Demystifying the new arts: There was a tackle sequence by Kilkenny against Dublin in the Leinster SHC that was utterly reminiscent of Tyrone-Kerry in 2003. Maybe we aren’t giving it enough credit but it just appeared to be good old-fashioned hard work by a series of different forwards, without the need to call it gegenpressing. Kilkenny don’t have the tools they once had but in many ways they’re more admirable now for their refusal to ever give in.

Everyone’s new second favourite team: Offaly U20s. Were involved in three games in the Leinster final, the semi-final v Down and the All-Ireland final against Roscommon. Cormac Egan was a tonic. But here lads, the mullets.

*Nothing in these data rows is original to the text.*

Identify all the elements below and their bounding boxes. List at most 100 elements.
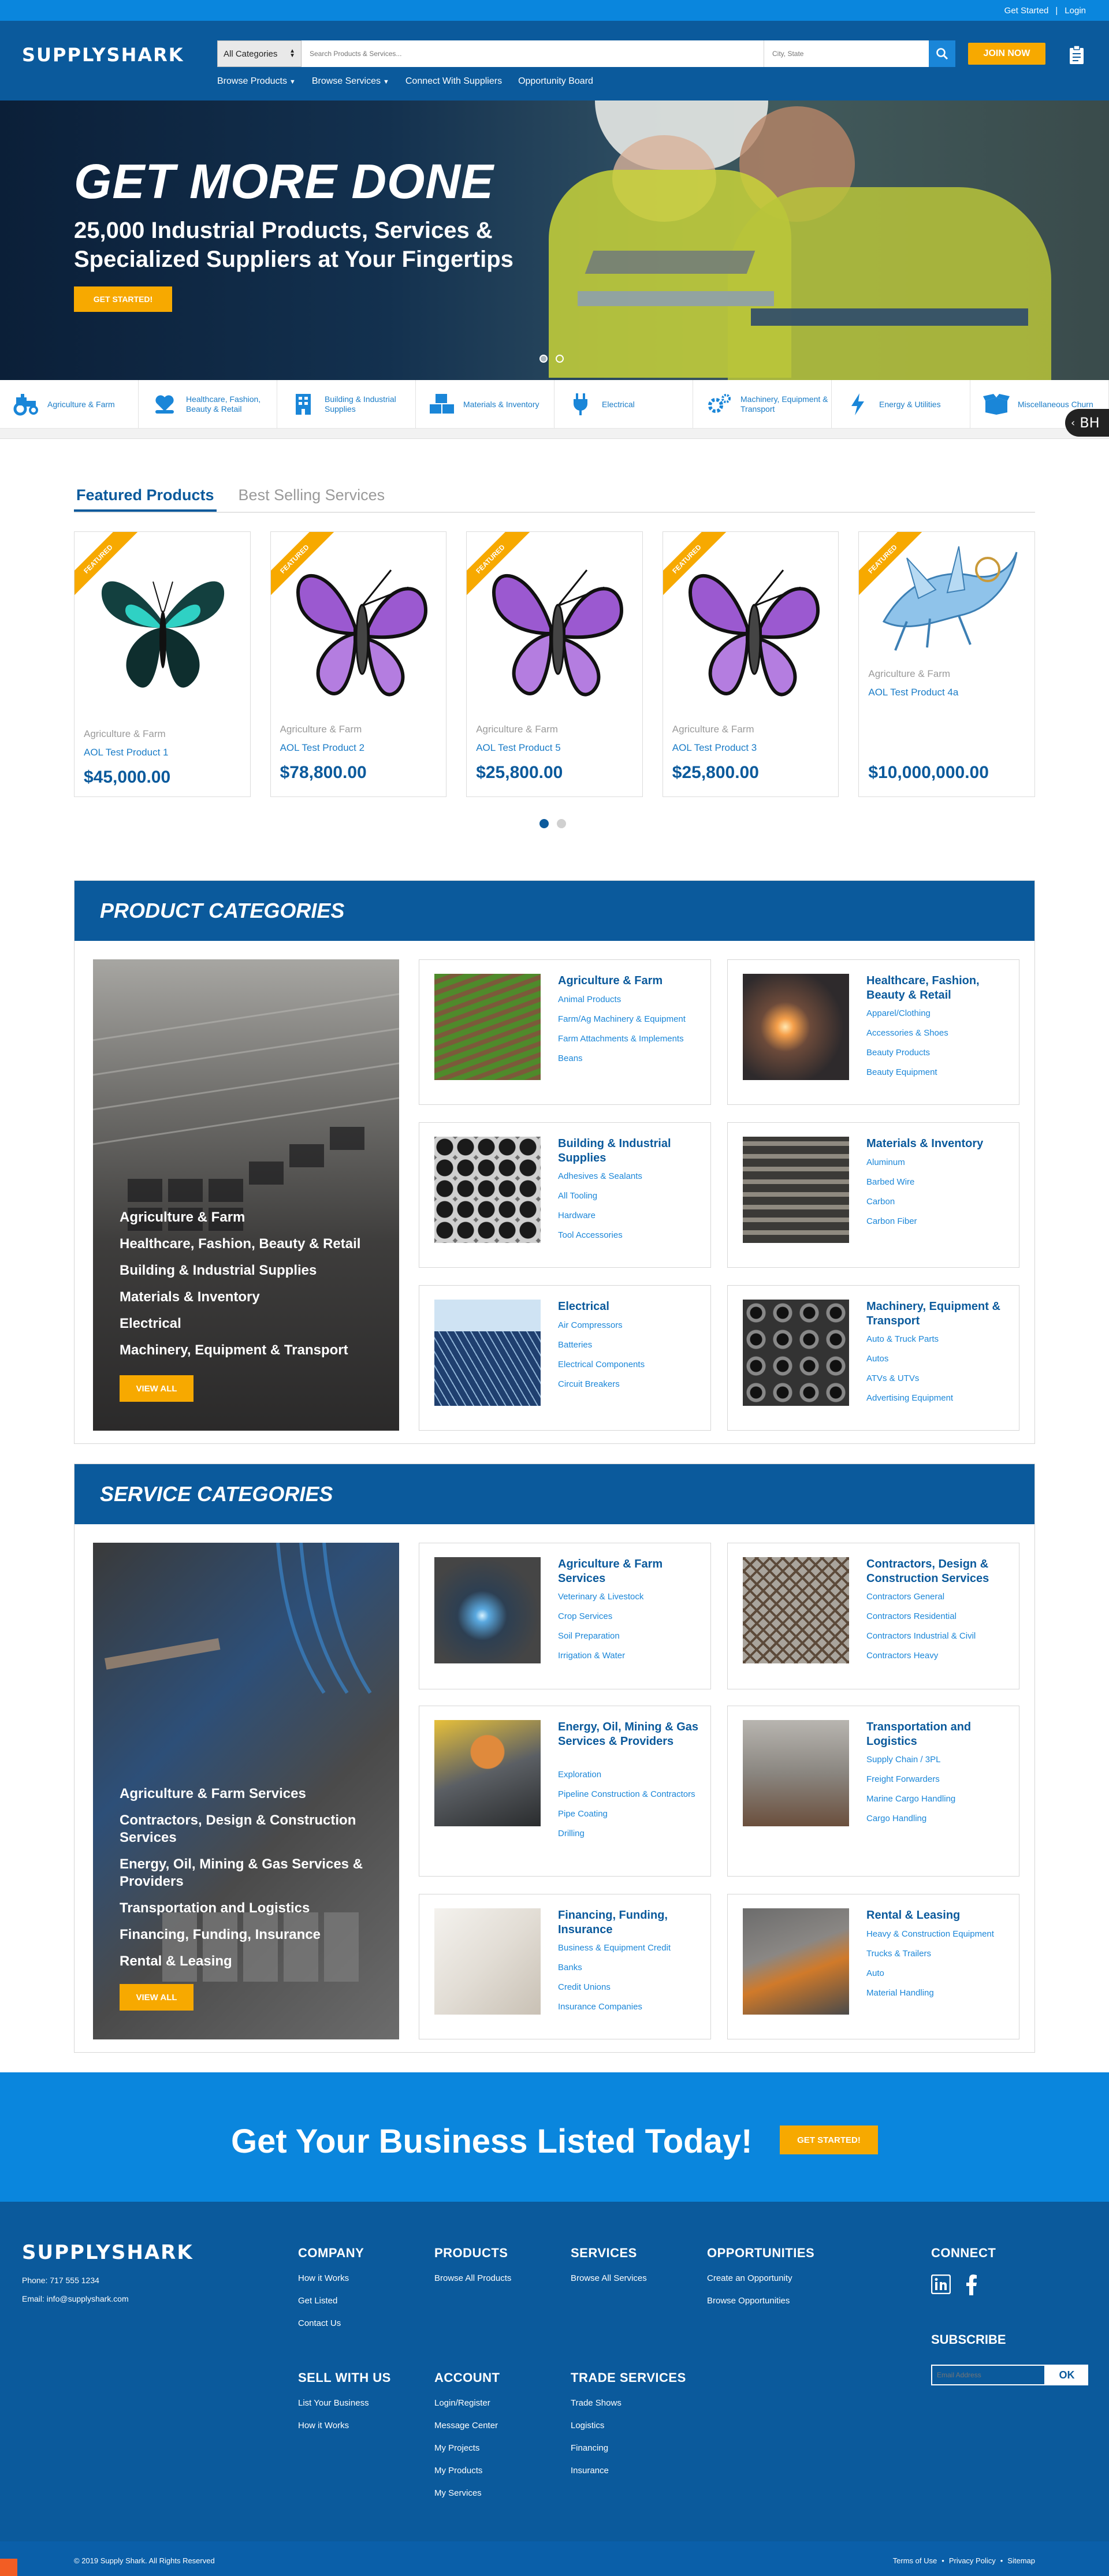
floating-badge[interactable]: ‹ BH	[1065, 409, 1109, 437]
category-card-title[interactable]: Agriculture & Farm Services	[558, 1557, 699, 1586]
feature-list-item[interactable]: Transportation and Logistics	[120, 1900, 382, 1917]
category-strip-item[interactable]: Healthcare, Fashion, Beauty & Retail	[139, 380, 277, 429]
product-name[interactable]: AOL Test Product 3	[672, 742, 757, 754]
feature-list-item[interactable]: Agriculture & Farm Services	[120, 1785, 382, 1803]
category-link[interactable]: Advertising Equipment	[866, 1393, 1011, 1404]
feature-list-item[interactable]: Energy, Oil, Mining & Gas Services & Pro…	[120, 1856, 382, 1890]
category-link[interactable]: Contractors Heavy	[866, 1651, 1011, 1661]
tab-best-selling-services[interactable]: Best Selling Services	[236, 482, 388, 512]
category-link[interactable]: Autos	[866, 1354, 1011, 1364]
footer-link[interactable]: Financing	[571, 2443, 686, 2453]
category-link[interactable]: Contractors Residential	[866, 1611, 1011, 1622]
subscribe-email-input[interactable]	[931, 2365, 1045, 2385]
product-name[interactable]: AOL Test Product 4a	[868, 687, 958, 698]
carousel-dot[interactable]	[539, 819, 549, 828]
product-card[interactable]: FEATURED Agriculture & Farm AOL Test Pro…	[74, 531, 251, 797]
sitemap-link[interactable]: Sitemap	[1007, 2556, 1035, 2565]
carousel-dot[interactable]	[557, 819, 566, 828]
category-link[interactable]: Trucks & Trailers	[866, 1949, 1011, 1959]
footer-link[interactable]: How it Works	[298, 2273, 364, 2283]
category-link[interactable]: Aluminum	[866, 1157, 1011, 1168]
category-link[interactable]: Pipe Coating	[558, 1809, 702, 1819]
category-link[interactable]: Freight Forwarders	[866, 1774, 1011, 1785]
footer-link[interactable]: Login/Register	[434, 2398, 500, 2408]
join-now-button[interactable]: JOIN NOW	[968, 43, 1045, 65]
category-card-title[interactable]: Energy, Oil, Mining & Gas Services & Pro…	[558, 1720, 699, 1749]
feature-list-item[interactable]: Electrical	[120, 1315, 382, 1332]
privacy-link[interactable]: Privacy Policy	[949, 2556, 996, 2565]
product-name[interactable]: AOL Test Product 2	[280, 742, 364, 754]
slider-dot[interactable]	[539, 355, 548, 363]
category-strip-item[interactable]: Electrical	[554, 380, 693, 429]
category-link[interactable]: Exploration	[558, 1770, 702, 1780]
category-card-title[interactable]: Materials & Inventory	[866, 1137, 1007, 1151]
category-link[interactable]: Auto	[866, 1968, 1011, 1979]
category-link[interactable]: Insurance Companies	[558, 2002, 702, 2012]
tab-featured-products[interactable]: Featured Products	[74, 482, 217, 512]
product-name[interactable]: AOL Test Product 1	[84, 747, 168, 758]
category-link[interactable]: Contractors Industrial & Civil	[866, 1631, 1011, 1641]
feature-list-item[interactable]: Machinery, Equipment & Transport	[120, 1342, 382, 1359]
footer-link[interactable]: My Projects	[434, 2443, 500, 2453]
category-link[interactable]: Beauty Products	[866, 1048, 1011, 1058]
category-card-title[interactable]: Rental & Leasing	[866, 1908, 1007, 1923]
category-link[interactable]: Carbon Fiber	[866, 1216, 1011, 1227]
category-link[interactable]: Pipeline Construction & Contractors	[558, 1789, 702, 1800]
feature-list-item[interactable]: Materials & Inventory	[120, 1289, 382, 1306]
search-input[interactable]	[302, 40, 764, 67]
category-strip-item[interactable]: Machinery, Equipment & Transport	[693, 380, 832, 429]
category-select[interactable]: All Categories ▲ ▼	[217, 40, 302, 67]
clipboard-icon[interactable]	[1069, 45, 1085, 65]
category-link[interactable]: Adhesives & Sealants	[558, 1171, 702, 1182]
feature-list-item[interactable]: Healthcare, Fashion, Beauty & Retail	[120, 1235, 382, 1253]
category-link[interactable]: Material Handling	[866, 1988, 1011, 1998]
category-card-title[interactable]: Financing, Funding, Insurance	[558, 1908, 699, 1937]
footer-link[interactable]: Logistics	[571, 2421, 686, 2430]
category-link[interactable]: Circuit Breakers	[558, 1379, 702, 1390]
product-card[interactable]: FEATURED Agriculture & Farm AOL Test Pro…	[270, 531, 447, 797]
footer-link[interactable]: Trade Shows	[571, 2398, 686, 2408]
product-name[interactable]: AOL Test Product 5	[476, 742, 560, 754]
footer-link[interactable]: Insurance	[571, 2466, 686, 2476]
category-link[interactable]: Credit Unions	[558, 1982, 702, 1993]
browser-extension-icon[interactable]	[0, 2559, 17, 2576]
category-link[interactable]: Heavy & Construction Equipment	[866, 1929, 1011, 1940]
view-all-products-button[interactable]: VIEW ALL	[120, 1375, 193, 1402]
product-card[interactable]: FEATURED Agriculture & Farm AOL Test Pro…	[662, 531, 839, 797]
category-link[interactable]: Accessories & Shoes	[866, 1028, 1011, 1038]
nav-opportunity-board[interactable]: Opportunity Board	[518, 76, 593, 87]
category-link[interactable]: Irrigation & Water	[558, 1651, 702, 1661]
category-card-title[interactable]: Machinery, Equipment & Transport	[866, 1300, 1007, 1328]
subscribe-ok-button[interactable]: OK	[1045, 2365, 1088, 2385]
footer-link[interactable]: Get Listed	[298, 2296, 364, 2306]
feature-list-item[interactable]: Contractors, Design & Construction Servi…	[120, 1812, 382, 1847]
footer-email[interactable]: Email: info@supplyshark.com	[22, 2294, 129, 2303]
category-strip-item[interactable]: Energy & Utilities	[832, 380, 970, 429]
category-link[interactable]: Drilling	[558, 1829, 702, 1839]
footer-link[interactable]: Browse All Products	[434, 2273, 511, 2283]
category-link[interactable]: Supply Chain / 3PL	[866, 1755, 1011, 1765]
category-link[interactable]: Carbon	[866, 1197, 1011, 1207]
feature-list-item[interactable]: Building & Industrial Supplies	[120, 1262, 382, 1279]
category-strip-item[interactable]: Materials & Inventory	[416, 380, 554, 429]
footer-link[interactable]: Contact Us	[298, 2318, 364, 2328]
category-card-title[interactable]: Transportation and Logistics	[866, 1720, 1007, 1749]
category-link[interactable]: Batteries	[558, 1340, 702, 1350]
category-link[interactable]: Air Compressors	[558, 1320, 702, 1331]
nav-browse-products[interactable]: Browse Products ▼	[217, 76, 296, 87]
footer-link[interactable]: Message Center	[434, 2421, 500, 2430]
category-link[interactable]: Tool Accessories	[558, 1230, 702, 1241]
category-link[interactable]: Veterinary & Livestock	[558, 1592, 702, 1602]
category-card-title[interactable]: Building & Industrial Supplies	[558, 1137, 699, 1166]
footer-link[interactable]: Browse All Services	[571, 2273, 647, 2283]
footer-link[interactable]: Browse Opportunities	[707, 2296, 814, 2306]
product-card[interactable]: FEATURED Agriculture & Farm AOL Test Pro…	[466, 531, 643, 797]
footer-link[interactable]: Create an Opportunity	[707, 2273, 814, 2283]
slider-dot[interactable]	[556, 355, 564, 363]
footer-link[interactable]: How it Works	[298, 2421, 391, 2430]
category-link[interactable]: Business & Equipment Credit	[558, 1943, 702, 1953]
category-card-title[interactable]: Healthcare, Fashion, Beauty & Retail	[866, 974, 1007, 1003]
product-card[interactable]: FEATURED Agriculture & Farm AOL Test Pro…	[858, 531, 1035, 797]
facebook-icon[interactable]	[966, 2275, 977, 2295]
category-card-title[interactable]: Agriculture & Farm	[558, 974, 699, 988]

C’mon now.

Saving progress: All the good that Niall Morgan’s adventures have done for ragamuffin goalkeepers was almost undone when Aidan O’Shea caught him walkabouts in the All-Ireland final, only for a full-length Ronan McNamee to prevent goalkeeping being sent back to the dark ages.

Wasn’t even Tyrone’s best block: That honour goes to Peter Harte, who put himself in the line of fire to deny Killian Spillane.

Exchange: In the post All-Ireland glow, Conor Meyler emerged as a fresh character in football. As he revealed to Brendan Crossan in a superb interview, he and Paddy Durcan had a bit of craic with each other during the All-Ireland final.


"You're in bother today..."


"Five minutes have passed and you haven't touched the ball…”


"That was your f***ing fault"


And so on.

Club notes of the year: As spotted by Kevin Egan, a gem from a GAA club’s weekly notes. "This correspondent will never be overly critical of our teams or players, and I'm sure nobody will be disappointed as the lads themselves after the game. However, this was nothing short of a shambles."